Diabetes damages the retina by affecting its blood vessels.  Some vessels become plugged, while others leak fluid.  Less commonly, abnormal blood vessels grow along the front surface of the retina and into the vitreous.   Bleeding into the eye (vitreous hemorrhage) from these newly formed blood vessels and scarring or detachment of the retina are the main ways diabetes causes severe impairment of vision.  Blurring of vision may also be caused by fluid leaking out of the damaged blood vessels, which produces a thickened retina (i.e., macular edema).   These and other less severe changes are all included in the term diabetic retinopathy.

5.  Regular eye examinations and appropriate therapy (laser photocoagulation) have been shown by scientific studies to prevent visual loss in many cases.

Laser treatment (photocoagulation) uses powerful light rays directed into the eye and focuses on a tiny spot on the retina.  The light produces heat, which cauterizes or seals off the abnormal blood vessels.  Photocoagulation is not painful and is usually performed as an outpatient procedure.

There is now clear evidence that laser treatment reduces the risk of blindness in certain patients with certain stages of diabetic retinopathy.  Cases with severe bleeding into the vitreous or detachment of the retina may require major eye surgery called vitrectomy.

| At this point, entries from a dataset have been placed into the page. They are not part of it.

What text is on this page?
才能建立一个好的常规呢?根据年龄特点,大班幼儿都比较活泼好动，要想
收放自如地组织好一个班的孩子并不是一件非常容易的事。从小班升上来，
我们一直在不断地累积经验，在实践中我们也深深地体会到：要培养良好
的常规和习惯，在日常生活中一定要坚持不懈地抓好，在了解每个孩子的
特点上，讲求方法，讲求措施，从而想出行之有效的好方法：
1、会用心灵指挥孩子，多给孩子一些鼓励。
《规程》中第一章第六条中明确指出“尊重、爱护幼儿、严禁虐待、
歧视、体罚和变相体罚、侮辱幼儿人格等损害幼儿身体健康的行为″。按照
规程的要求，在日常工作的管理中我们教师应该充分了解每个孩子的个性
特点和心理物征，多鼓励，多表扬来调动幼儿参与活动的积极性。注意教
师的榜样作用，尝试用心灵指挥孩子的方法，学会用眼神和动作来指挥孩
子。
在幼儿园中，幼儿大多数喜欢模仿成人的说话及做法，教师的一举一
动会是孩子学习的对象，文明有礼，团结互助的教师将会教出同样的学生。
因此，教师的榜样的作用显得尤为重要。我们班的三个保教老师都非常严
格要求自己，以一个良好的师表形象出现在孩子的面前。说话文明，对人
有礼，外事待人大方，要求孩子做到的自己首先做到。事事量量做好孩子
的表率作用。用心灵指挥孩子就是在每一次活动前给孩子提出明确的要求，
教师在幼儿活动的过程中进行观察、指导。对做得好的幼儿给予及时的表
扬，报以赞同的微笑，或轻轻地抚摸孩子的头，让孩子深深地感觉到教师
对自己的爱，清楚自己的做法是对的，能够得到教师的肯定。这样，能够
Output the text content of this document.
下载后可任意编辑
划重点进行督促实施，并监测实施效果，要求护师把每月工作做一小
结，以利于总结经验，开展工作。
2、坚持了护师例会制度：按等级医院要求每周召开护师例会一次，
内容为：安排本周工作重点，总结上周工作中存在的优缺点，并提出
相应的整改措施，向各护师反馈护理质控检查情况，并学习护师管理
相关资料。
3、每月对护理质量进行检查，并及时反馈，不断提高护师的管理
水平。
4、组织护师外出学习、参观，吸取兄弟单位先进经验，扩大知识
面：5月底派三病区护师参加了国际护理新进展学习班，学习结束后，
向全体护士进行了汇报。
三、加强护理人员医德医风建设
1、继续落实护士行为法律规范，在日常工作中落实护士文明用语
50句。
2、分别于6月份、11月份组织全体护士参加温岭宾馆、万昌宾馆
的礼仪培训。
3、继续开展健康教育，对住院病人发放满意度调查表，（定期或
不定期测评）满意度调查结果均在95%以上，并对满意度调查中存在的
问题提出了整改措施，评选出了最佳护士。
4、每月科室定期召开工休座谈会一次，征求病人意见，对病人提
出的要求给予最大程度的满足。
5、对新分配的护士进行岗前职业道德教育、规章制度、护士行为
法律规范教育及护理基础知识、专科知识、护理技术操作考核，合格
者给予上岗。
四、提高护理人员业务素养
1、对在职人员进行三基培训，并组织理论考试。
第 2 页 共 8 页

6.  The diabetic patient should be aware that such eye symptoms as blurry or decreased vision, floaters, flashing lights, distorted vision, etc., may indicate serious eye disease.  Fluctuating eye vision may indicate changes in blood sugar levels and may require better blood sugar control by the doctor treating your diabetes.

7.  Diabetic patients should plan to have periodic eye examinations by a health care professional.  The following information underscores the importance of routine periodic eye exams.

  • Severe diabetic retinopathy occurs more commonly in patients who have had diabetes for a longer period of time (i.e., 10 or 20 years).   However, diabetic retinopathy can also occur early.
  • The level and quality of diabetic control is probably related to the severity of the retinopathy in younger onset (Type I) diabetics.
  • The severity of the diabetic retinopathy may not be related to the degree of other complications (e.g., kidney, neurological, etc.).
  • The exact duration of the diabetes is usually unknown when diabetes is diagnosed in an adult.
  • Diabetics have been shown to have a significantly increased incidence of other eye diseases (e.g., cataracts and glaucoma).
  • The diabetic patient may have normal vision with no symptoms and yet have significant diabetic retinopathy (e.g., proliferative diabetic retinopathy) with imminent danger of blinding complications (e.g., vitreous hemorrhage).

8.  In view of this, a patient with diabetes should be seeing their eye care professional annually.  The Cincinnati Eye Institute offers screening exams with several insurance companies.  The concept behind this examination is to provide an available means of screening diabetic patients for visual acuity, glaucoma screening, cataract, and diabetic retinopathy.  The ophthalmologist evaluating the photographs will determine the need and frequency for future exams.